El consumidor/ciudadano es, por definición, vulnerable y dependiente de lo que pueda conseguir en el mercado si es “solvente”; o lo que pueda esperar del Estado si este dispone de los recursos precisos para la prestación de los correspondientes servicios públicos. El ejercicio de la solidaridad, expropiada por el Estado y consagrada en la Constitución y en las leyes, se convierte en una función pública una actividad administrativa; y en tanto que tal, nos eximen de obligación alguna para con los demás. Ello es especialmente perceptible en la dimensión ambiental. El ejemplo citado de los incendios forestales y la respuesta solidario de las comunidades rurales se contrapone a la actual indiferencia de esas poblaciones en las que el cuidado de lo común –entre tanto convertido en público- se deja en manos de agencias técnicamente especializadas en esa misión.

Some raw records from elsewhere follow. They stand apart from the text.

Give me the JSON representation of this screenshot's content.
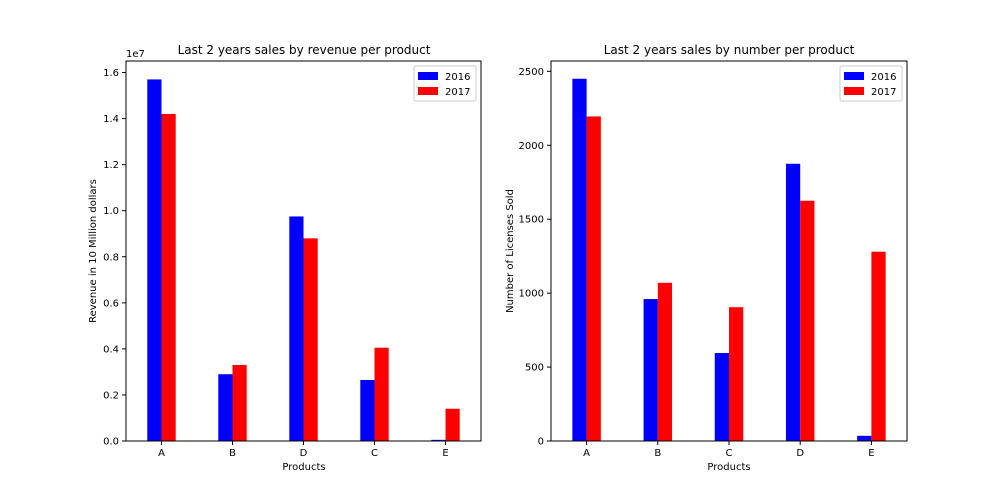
{
  "chart_data": [
    {
      "type": "bar",
      "title": "Last 2 years sales by revenue per product",
      "xlabel": "Products",
      "ylabel": "Revenue in 10 Million dollars",
      "y_offset_text": "1e7",
      "categories": [
        "A",
        "B",
        "D",
        "C",
        "E"
      ],
      "ylim": [
        0,
        1.65
      ],
      "yticks": [
        0.0,
        0.2,
        0.4,
        0.6,
        0.8,
        1.0,
        1.2,
        1.4,
        1.6
      ],
      "ytick_labels": [
        "0.0",
        "0.2",
        "0.4",
        "0.6",
        "0.8",
        "1.0",
        "1.2",
        "1.4",
        "1.6"
      ],
      "series": [
        {
          "name": "2016",
          "color": "#0000ff",
          "values": [
            1.57,
            0.29,
            0.975,
            0.265,
            0.005
          ]
        },
        {
          "name": "2017",
          "color": "#ff0000",
          "values": [
            1.42,
            0.33,
            0.88,
            0.405,
            0.14
          ]
        }
      ],
      "legend": "top-right",
      "grid": false
    },
    {
      "type": "bar",
      "title": "Last 2 years sales by number per product",
      "xlabel": "Products",
      "ylabel": "Number of Licenses Sold",
      "categories": [
        "A",
        "B",
        "C",
        "D",
        "E"
      ],
      "ylim": [
        0,
        2570
      ],
      "yticks": [
        0,
        500,
        1000,
        1500,
        2000,
        2500
      ],
      "ytick_labels": [
        "0",
        "500",
        "1000",
        "1500",
        "2000",
        "2500"
      ],
      "series": [
        {
          "name": "2016",
          "color": "#0000ff",
          "values": [
            2450,
            960,
            595,
            1875,
            35
          ]
        },
        {
          "name": "2017",
          "color": "#ff0000",
          "values": [
            2195,
            1070,
            905,
            1625,
            1280
          ]
        }
      ],
      "legend": "top-right",
      "grid": false
    }
  ]
}
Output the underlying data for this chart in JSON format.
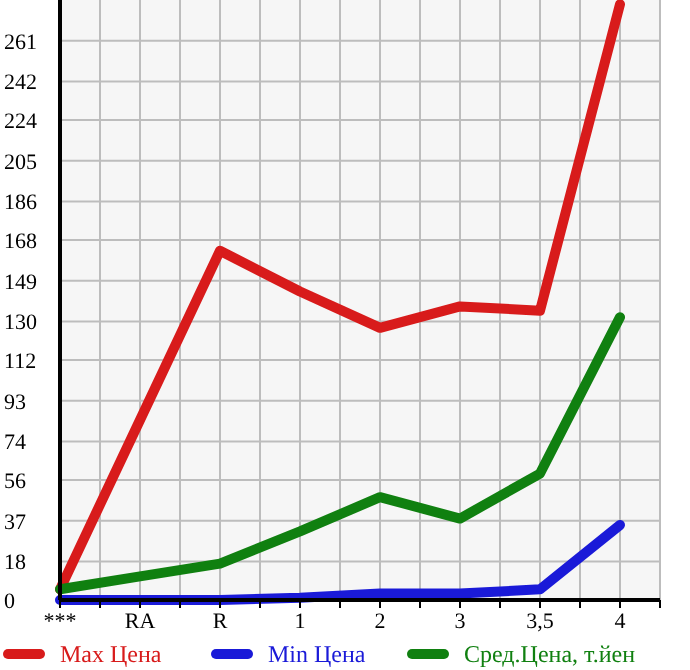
{
  "chart_data": {
    "type": "line",
    "categories": [
      "***",
      "RA",
      "R",
      "1",
      "2",
      "3",
      "3,5",
      "4"
    ],
    "series": [
      {
        "name": "Max Цена",
        "color": "#d81b1b",
        "values": [
          5,
          84,
          163,
          144,
          127,
          137,
          135,
          278
        ]
      },
      {
        "name": "Min Цена",
        "color": "#1a1ad8",
        "values": [
          0,
          0,
          0,
          1,
          3,
          3,
          5,
          35
        ]
      },
      {
        "name": "Сред.Цена, т.йен",
        "color": "#108010",
        "values": [
          5,
          11,
          17,
          32,
          48,
          38,
          59,
          132
        ]
      }
    ],
    "ylim": [
      0,
      280
    ],
    "yticks": [
      0,
      18,
      37,
      56,
      74,
      93,
      112,
      130,
      149,
      168,
      186,
      205,
      224,
      242,
      261
    ],
    "grid": true,
    "legend": "bottom",
    "marker": "none",
    "line_style": "solid"
  }
}
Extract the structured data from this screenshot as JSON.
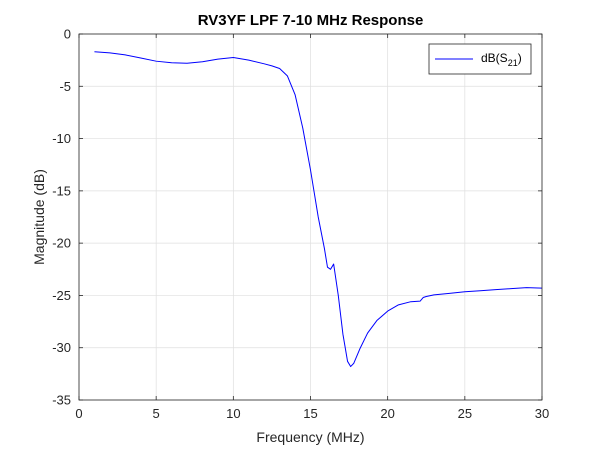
{
  "chart_data": {
    "type": "line",
    "title": "RV3YF LPF 7-10 MHz Response",
    "xlabel": "Frequency (MHz)",
    "ylabel": "Magnitude (dB)",
    "xlim": [
      0,
      30
    ],
    "ylim": [
      -35,
      0
    ],
    "xticks": [
      0,
      5,
      10,
      15,
      20,
      25,
      30
    ],
    "yticks": [
      0,
      -5,
      -10,
      -15,
      -20,
      -25,
      -30,
      -35
    ],
    "grid": true,
    "legend_position": "top-right",
    "legend": {
      "base": "dB(S",
      "sub": "21",
      "close": ")"
    },
    "series": [
      {
        "name": "dB(S21)",
        "color": "#0000ff",
        "x": [
          1.0,
          2.0,
          3.0,
          4.0,
          5.0,
          6.0,
          7.0,
          8.0,
          9.0,
          10.0,
          11.0,
          12.0,
          12.5,
          13.0,
          13.5,
          14.0,
          14.5,
          15.0,
          15.5,
          15.9,
          16.1,
          16.3,
          16.5,
          16.8,
          17.1,
          17.4,
          17.6,
          17.8,
          18.2,
          18.7,
          19.3,
          20.0,
          20.7,
          21.5,
          22.1,
          22.3,
          22.5,
          23.0,
          24.0,
          25.0,
          26.0,
          27.0,
          28.0,
          29.0,
          30.0
        ],
        "y": [
          -1.7,
          -1.8,
          -2.0,
          -2.3,
          -2.6,
          -2.75,
          -2.8,
          -2.65,
          -2.4,
          -2.25,
          -2.5,
          -2.85,
          -3.05,
          -3.3,
          -4.0,
          -5.8,
          -9.0,
          -13.0,
          -17.5,
          -20.5,
          -22.3,
          -22.5,
          -22.0,
          -25.0,
          -28.7,
          -31.3,
          -31.8,
          -31.5,
          -30.1,
          -28.6,
          -27.4,
          -26.5,
          -25.9,
          -25.6,
          -25.55,
          -25.2,
          -25.1,
          -24.95,
          -24.8,
          -24.65,
          -24.55,
          -24.45,
          -24.35,
          -24.25,
          -24.3
        ]
      }
    ]
  }
}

El cuidado de lo común es así sustituido por el servicio público prestado por el Estado sobre la base de los impuestos que lo financian. El acto de tributar queda solemnemente declarado como la encarnación de la solidaridad y el ingreso efectivo en el “reino de la ciudadanía”. Solidaridad abstracta que nos eximen de sentir como próximos los dolores y las carencias de nuestro semejantes y que, en el caso del medio ambiente, nos permiten eximirnos de toda responsabilidad por los comportamientos egoístas y depredadores, en la convicción de que, cumplidos nuestras obligaciones tributarias, ya se ocupara el Estado y sus funcionarios de reparar los posibles daños causados.

Profecía hobbesiana autocumplida. Podemos generar cuantos daños al común nos apetezca, ser indiferentes al que causen los demás, en la tranquilidad de que el Estado gendarme ya vela por proveer esos cuidados de los que nos desentendemos. “Estado coartada”, en realidad, que prolonga con su inacción la nuestra y preara el terreno para la conversión de todos estos daños (la pérdida de biodiversidad, la contaminación de los ríos y los océanos, la contaminación atmosférica, el calentamiento global) en la oportunidad para la aparición de mercados para la provisión de los correspondientes bienes y servicios “reparadores” y “restauradores” Así, tras expulsar a los pueblos originarios que desde hace millones de años vivían en la amazonia, grandes corporaciones y ONGs asociadas emiten bonos para su recuperación y salvación y después de haber elevado la temperatura media del planeta en dos siglos más que en los millones de años que lo habita nuestra especie, el capital a través de los Estados ha creado mercados de derechos de emisión de C02 para estimular el cambio a procesos más eficientes y el consumo de combustibles menos generadores de estos gases.

Los cuidados ambientales, cuidados de nosotros mismo aparecen así como unas de las formas privilegiadas de luchas anticapitalistas y antiestatistas de nuestro tiempo. Cuidar de nuestro medio, cuidar de nuestra casa, no exige una disposición permanente para combatir toda y cada una de las manifestaciones de la lógica ecocida.